/RS41_Decoding

Reverse Engineering of the Vaisala RS41 Radiosondes Data Frame Format

RS41 Decoding

This repositories purpose is to explain how the radiosonde Vaisala RS41 transmitts it's data to the ground station, how third parties can obtain the data as well as decode and interpret it.

For general information about radiosondes check out Wikipedia.

For more information about the RS41 check out my website.

Corrections and additions are always welcome, just fork the repo, edit accordingly and file a merge request.

ToDo

  • find out purpose of various bytes in the STATUS and MEAS Blocks
  • do further subframe inverstigations
  • explain how the Reed-Solomon-ECC works
  • add information on xdata other than for regular ozone soundings
  • obtain and analyze data from RS41-SGMs radio silence mode
  • obtain and analyze data from 1.68 GHz RS41-D

Introduction

My findings are really nothing new, at the end this repo is, for the most part, just an extended documentation of Zilog80s decoder, to whom most of the kudos belong.

First I will explain a little how FSK Modulation works an how we can obtain the raw bytes sent.

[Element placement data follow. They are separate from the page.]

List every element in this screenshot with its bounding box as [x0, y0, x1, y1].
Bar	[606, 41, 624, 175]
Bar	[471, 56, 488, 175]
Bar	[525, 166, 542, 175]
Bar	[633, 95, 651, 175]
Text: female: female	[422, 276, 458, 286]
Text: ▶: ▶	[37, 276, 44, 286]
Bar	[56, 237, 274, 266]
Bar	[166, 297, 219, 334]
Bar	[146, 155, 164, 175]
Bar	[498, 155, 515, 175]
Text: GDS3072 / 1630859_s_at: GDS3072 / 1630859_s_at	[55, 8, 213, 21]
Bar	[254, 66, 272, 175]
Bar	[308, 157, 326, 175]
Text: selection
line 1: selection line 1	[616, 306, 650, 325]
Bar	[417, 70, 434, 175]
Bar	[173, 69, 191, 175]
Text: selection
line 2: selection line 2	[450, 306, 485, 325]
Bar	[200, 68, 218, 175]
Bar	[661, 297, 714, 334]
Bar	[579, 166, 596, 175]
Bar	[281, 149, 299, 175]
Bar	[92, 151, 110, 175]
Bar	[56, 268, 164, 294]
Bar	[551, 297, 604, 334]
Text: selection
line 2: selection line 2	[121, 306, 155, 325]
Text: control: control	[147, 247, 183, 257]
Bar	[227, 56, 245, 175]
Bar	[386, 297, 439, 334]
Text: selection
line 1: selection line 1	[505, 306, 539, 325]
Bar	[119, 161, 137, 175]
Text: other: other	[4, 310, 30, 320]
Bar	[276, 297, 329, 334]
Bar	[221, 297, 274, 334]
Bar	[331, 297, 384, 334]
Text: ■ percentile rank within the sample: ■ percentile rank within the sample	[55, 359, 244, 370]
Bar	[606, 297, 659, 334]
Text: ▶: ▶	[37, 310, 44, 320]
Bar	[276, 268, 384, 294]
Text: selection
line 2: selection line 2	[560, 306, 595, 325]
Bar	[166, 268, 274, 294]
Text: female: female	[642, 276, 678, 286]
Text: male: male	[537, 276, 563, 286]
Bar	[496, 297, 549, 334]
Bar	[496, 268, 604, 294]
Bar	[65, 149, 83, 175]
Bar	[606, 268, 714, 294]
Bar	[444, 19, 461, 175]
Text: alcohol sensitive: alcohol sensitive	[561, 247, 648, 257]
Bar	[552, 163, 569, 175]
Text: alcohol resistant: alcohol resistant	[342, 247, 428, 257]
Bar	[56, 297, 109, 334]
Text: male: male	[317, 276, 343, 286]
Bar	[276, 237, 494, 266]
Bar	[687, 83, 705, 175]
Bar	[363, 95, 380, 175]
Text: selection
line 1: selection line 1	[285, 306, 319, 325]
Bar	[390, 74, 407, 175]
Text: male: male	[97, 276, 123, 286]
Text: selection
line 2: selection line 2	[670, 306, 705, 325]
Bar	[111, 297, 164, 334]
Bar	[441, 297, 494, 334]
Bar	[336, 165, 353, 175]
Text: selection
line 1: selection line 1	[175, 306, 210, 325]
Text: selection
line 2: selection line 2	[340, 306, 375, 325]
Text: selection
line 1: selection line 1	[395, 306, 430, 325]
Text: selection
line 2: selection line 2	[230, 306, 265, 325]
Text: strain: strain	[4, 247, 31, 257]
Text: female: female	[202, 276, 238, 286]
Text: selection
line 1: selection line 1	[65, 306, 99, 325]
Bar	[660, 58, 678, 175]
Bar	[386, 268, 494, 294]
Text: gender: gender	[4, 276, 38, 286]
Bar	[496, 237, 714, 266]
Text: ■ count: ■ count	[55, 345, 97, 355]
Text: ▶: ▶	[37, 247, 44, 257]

Then I will talk about the general Frame structure. Detailed explanations on the different RS41 models can be found in the appropiate files/folders.

There is no actual decoder in this repo, just the knowledge on how to build one. However, I would like to add a simple PoC-style decoder, most likely as a C++ WPF application, at some point.

  1. How to obtain (G)FSK Data in general
  2. How to get from Audio to Data
  3. What did we actually obtain here?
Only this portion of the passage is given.